Troisième constat : La proportion de jeunes femmes ni scolarisées, ni en emploi ni en formation est systématiquement plus élevée que celle des hommes.
Selon l’Organisation internationale du Travail, en 2023, plus d’un cinquième des jeunes dans le monde n'étaient ni scolarisés, ni en emploi ni en formation (NEET, selon l'acronyme anglais).
Cependant, presque partout, ces proportions sont plus élevées chez les jeunes femmes que chez leurs homologues masculins, ce qui reflète des contraintes spécifiques au genre. De nombreux facteurs, souvent interdépendants, expliquent pourquoi les jeunes abandonnent l'école et sont absents du marché du travail. Pour les jeunes femmes en particulier, les données indiquent que les mariages et grossesses précoces, ainsi que le poids des tâches ménagères et du travail domestique non rémunéré jouent un rôle décisif.
Un taux de NEET élevé chez les jeunes femmes peut également indiquer la prévalence de normes sociales qui limitent la participation des femmes au marché du travail (a).
Non seulement les taux de NEET sont plus élevés pour les femmes, mais souvent, ils persistent aussi dans le temps. C’est ce qui ressort clairement de la comparaison de ces taux (a) chez les jeunes de 15 à 24 ans avec ceux de la population âgée de 25 à 34 ans. Ils sont plus faibles chez les hommes de cette dernière tranche d’âge que pour les plus jeunes gens (15-24 ans), alors que les taux chez les femmes restent pratiquement identiques dans les deux groupes. En d’autres termes, à mesure que les hommes vieillissent, ils sont plus susceptibles d'entreprendre des études, de travailler ou de s'engager dans d'autres types de formation, à l'inverse des femmes.

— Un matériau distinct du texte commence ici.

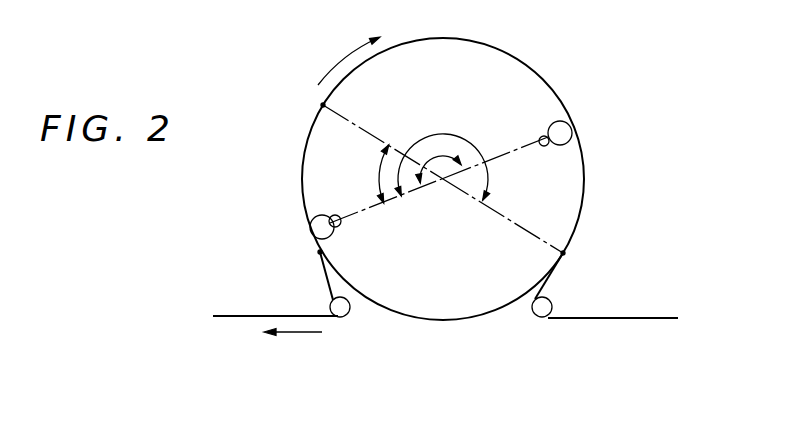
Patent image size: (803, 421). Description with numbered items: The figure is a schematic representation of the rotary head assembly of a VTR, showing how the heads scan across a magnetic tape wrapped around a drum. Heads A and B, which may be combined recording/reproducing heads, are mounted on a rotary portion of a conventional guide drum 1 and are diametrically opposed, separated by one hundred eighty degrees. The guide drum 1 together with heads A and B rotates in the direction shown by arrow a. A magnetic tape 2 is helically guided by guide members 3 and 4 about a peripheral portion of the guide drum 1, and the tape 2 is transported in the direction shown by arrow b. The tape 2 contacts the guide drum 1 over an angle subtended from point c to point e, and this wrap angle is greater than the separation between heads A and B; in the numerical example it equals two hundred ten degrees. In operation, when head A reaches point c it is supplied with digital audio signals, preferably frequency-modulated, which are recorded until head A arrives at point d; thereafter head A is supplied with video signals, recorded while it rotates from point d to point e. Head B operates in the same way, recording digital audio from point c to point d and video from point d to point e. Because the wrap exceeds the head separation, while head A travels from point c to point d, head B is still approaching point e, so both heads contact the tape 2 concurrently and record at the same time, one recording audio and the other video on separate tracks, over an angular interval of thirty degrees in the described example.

The guide drum 1 is at (441, 321).
The magnetic tape 2 is at (646, 319).
The guide member 3 is at (543, 318).
The guide member 4 is at (346, 318).
The arrow a is at (350, 57).
The arrow b is at (297, 334).
The head A is at (312, 213).
The head B is at (571, 136).
The point c is at (320, 253).
The point d is at (321, 105).
The point e is at (565, 253).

Quatrième constat : Le chômage des jeunes est plus marqué chez les femmes que chez les hommes dans toutes les régions.
Un nombre impressionnant de jeunes – 73 millions – étaient sans emploi en 2022, et ce phénomène touche particulièrement les jeunes femmes. Même si les filles acquièrent un niveau d’éducation similaire, voire plus élevé, que les garçons, leurs succès scolaires (a) sont rarement synonymes d’emploi. Une plus large participation des jeunes femmes à l’économie est freinée par une multitude d’obstacles liés à l’offre et à la demande (a), notamment le manque de compétences, de ressources et de réseaux, les contraintes de temps, une mobilité réduite, la discrimination sexuelle à l’embauche et à la promotion, ainsi que les normes de genre restrictives.
Soutenir les adolescentes au profit d’un monde meilleur pour tous
L’égalité des sexes est, bien sûr, un droit humain fondamental. Mais c’est aussi la clé d’un monde plus prospère, plus pacifique et plus vivable.
En maintenant les filles à l’école, on leur donne les outils pour qu’elles deviennent les leaders de la politique et de l’industrie de demain. Et lorsque les femmes peuvent participer pleinement à l’économie ou occuper des postes de direction, les données montrent que les ressources naturelles sont mieux gérées, que la résilience est meilleure et que les économies sont plus compétitives.
Malgré les progrès réalisés ces dernières années, nos données montrent que les filles sont toujours plus vulnérables que les garçons à l’adolescence. Elles subissent des niveaux élevés de mariages et de grossesses précoces. Elles sont plus nombreuses à abandonner l’école et à être moins présentes sur le marché du travail formel.
Si l’on veut mettre fin à la pauvreté, il est indispensable d’éliminer les obstacles qui empêchent les adolescentes d’aller de l’avant.